Alzheimer’s Disease is a progressive, degenerative disease. It causes abnormal proteins to accumulate in and around nerve cells throughout the brain, causing them to die. Loss of nerve cells results in memory loss, impaired thinking and behavior, and finally death.

Symptoms of Alzheimer’s Disease are:
  • Gradual memory loss
  • Decline in ability to perform routine tasks
  • Impaired judgment
  • Disorientation
  • Personality / behavioral changes
  • Loss of language skills

The diagnosis of Alzheimer’s Disease is made only after other illnesses that result in memory loss have been ruled out.
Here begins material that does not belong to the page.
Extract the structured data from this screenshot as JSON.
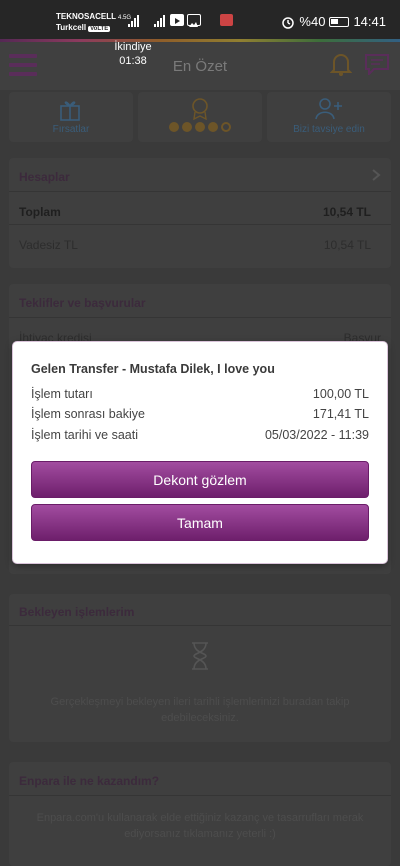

Early diagnosis enables patients and caregivers to be given helpful information about the disease and what to expect in the future.

What is Dementia?

Dementia is the loss of intellectual functions (such as thinking, remembering and reasoning) of sufficient severity to interfere with a person’s daily functioning.

It is not a disease in itself, but rather a group of symptoms that may accompany certain diseases or physical conditions.

Some well-known diseases that produce dementia are:
  • Alzheimer’s Disease
  • Multi-infarct (stroke) dementia
  • Parkinson’s Disease
Other conditions that may cause or mimic dementia include depression, brain tumors, nutritional deficiencies, head injuries, infections, drug reactions, and thyroid problems.